Like the 2-year-old girl he allegedly kicked and stomped to death last week, Cody Feran-Baum, 17, of Minneapolis had drawn the attention of Hennepin County child protection.
As far back as 2012, the county began a process to remove the then-14-year-old from his dangerous living situation. Feran-Baum told staffers that his father left him with girlfriends and strangers to sell drugs, court documents say. He also reported that his mother had been a drug addict for as long as he could remember, and that she sometimes hallucinated he had a twin brother.
His unstable home life led to drug use and poor school attendance, and he was caught at school with a knife, the documents say.
In 2013, his grandmother, Barbara Whetstone, asked for and got legal custody of Feran-Baum. The court looked to her as someone it said had started to stabilize his chaotic life.
But the court acknowledged that Whetstone, too, had been the subject of child protection investigations. Officials also stated they had grave concerns for the welfare of her 2-year-old granddaughter, Maci, in 2012 because Whetstone's live-in boyfriend had a long criminal history.
Feran-Baum now sits in a juvenile detention center, charged with second-degree murder in the death of 2-year-old Sophia O'Neill. He told police that when she wouldn't stop crying, he kicked her in the back and stomped on her stomach, an attack that the medical examiner said tore organs in half and broke ribs.

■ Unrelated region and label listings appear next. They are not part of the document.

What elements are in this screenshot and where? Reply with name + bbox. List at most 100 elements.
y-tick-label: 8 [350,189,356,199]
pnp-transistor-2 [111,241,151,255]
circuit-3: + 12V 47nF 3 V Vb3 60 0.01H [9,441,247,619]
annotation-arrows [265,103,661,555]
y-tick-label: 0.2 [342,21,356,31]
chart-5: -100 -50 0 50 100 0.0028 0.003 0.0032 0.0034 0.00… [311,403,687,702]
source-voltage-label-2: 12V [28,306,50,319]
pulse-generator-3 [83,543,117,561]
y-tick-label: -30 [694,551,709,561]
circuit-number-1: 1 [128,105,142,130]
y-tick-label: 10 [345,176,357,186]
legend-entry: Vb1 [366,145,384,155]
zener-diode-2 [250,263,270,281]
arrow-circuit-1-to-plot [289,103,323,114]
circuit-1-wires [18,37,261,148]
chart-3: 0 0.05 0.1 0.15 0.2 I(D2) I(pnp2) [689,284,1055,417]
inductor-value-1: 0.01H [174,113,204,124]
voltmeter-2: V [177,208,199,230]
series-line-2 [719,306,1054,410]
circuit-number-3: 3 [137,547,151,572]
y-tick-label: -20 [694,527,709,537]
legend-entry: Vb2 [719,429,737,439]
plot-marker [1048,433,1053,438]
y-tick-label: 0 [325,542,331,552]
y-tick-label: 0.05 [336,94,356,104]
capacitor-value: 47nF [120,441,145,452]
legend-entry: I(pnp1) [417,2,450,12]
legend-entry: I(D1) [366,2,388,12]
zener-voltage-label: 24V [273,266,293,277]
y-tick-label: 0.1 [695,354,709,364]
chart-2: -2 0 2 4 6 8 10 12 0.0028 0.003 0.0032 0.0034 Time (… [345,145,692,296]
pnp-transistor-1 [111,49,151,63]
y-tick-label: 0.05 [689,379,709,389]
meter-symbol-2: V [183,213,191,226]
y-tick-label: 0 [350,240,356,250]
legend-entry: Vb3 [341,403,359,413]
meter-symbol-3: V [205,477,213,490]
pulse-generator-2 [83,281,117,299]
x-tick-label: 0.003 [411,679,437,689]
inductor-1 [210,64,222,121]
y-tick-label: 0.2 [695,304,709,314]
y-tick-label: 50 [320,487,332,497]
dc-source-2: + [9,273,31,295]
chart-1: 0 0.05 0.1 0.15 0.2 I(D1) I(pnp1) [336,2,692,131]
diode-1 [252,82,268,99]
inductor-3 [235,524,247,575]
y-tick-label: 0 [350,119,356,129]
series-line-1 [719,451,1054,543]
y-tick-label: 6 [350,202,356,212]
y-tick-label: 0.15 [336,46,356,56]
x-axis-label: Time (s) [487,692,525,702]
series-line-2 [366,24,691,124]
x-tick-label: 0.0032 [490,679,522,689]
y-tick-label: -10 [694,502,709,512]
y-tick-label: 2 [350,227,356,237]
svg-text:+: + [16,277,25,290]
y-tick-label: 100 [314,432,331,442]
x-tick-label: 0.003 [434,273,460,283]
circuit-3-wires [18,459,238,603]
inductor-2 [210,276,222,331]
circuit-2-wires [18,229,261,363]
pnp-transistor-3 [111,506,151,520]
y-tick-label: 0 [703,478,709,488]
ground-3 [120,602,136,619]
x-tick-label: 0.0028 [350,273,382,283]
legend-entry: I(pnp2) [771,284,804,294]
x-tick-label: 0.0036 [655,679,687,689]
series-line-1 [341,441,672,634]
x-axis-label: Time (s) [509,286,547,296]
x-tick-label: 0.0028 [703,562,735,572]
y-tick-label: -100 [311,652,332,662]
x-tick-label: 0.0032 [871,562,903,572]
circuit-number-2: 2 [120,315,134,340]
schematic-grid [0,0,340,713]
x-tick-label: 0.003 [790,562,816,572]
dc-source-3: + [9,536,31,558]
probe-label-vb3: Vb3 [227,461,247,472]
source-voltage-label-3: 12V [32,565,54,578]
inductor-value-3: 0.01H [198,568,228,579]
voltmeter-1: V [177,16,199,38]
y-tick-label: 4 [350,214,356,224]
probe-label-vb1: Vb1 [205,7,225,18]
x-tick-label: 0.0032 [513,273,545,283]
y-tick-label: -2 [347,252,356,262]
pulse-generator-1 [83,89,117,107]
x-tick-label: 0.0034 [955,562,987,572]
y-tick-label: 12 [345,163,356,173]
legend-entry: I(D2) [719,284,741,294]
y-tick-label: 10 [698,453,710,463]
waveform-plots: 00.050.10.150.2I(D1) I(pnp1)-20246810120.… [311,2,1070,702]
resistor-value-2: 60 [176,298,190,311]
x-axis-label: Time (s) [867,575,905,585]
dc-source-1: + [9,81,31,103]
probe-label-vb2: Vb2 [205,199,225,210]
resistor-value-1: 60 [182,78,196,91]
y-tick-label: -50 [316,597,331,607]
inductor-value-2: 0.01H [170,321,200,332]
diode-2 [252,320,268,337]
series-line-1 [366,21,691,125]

"It is clear that this child, Cody, has suffered greatly throughout the years without proper intervention," say court documents filed before Sophia's death.
While child protection worked to find a safer home for Feran-Baum, it appears that little action was taken for Sophia. Her father, Max O'Neill, 22, who shared custody of the child with her 20-year-old mother, has said that child protection received at least two reports, the most recent in February, about bruises on the girl's face.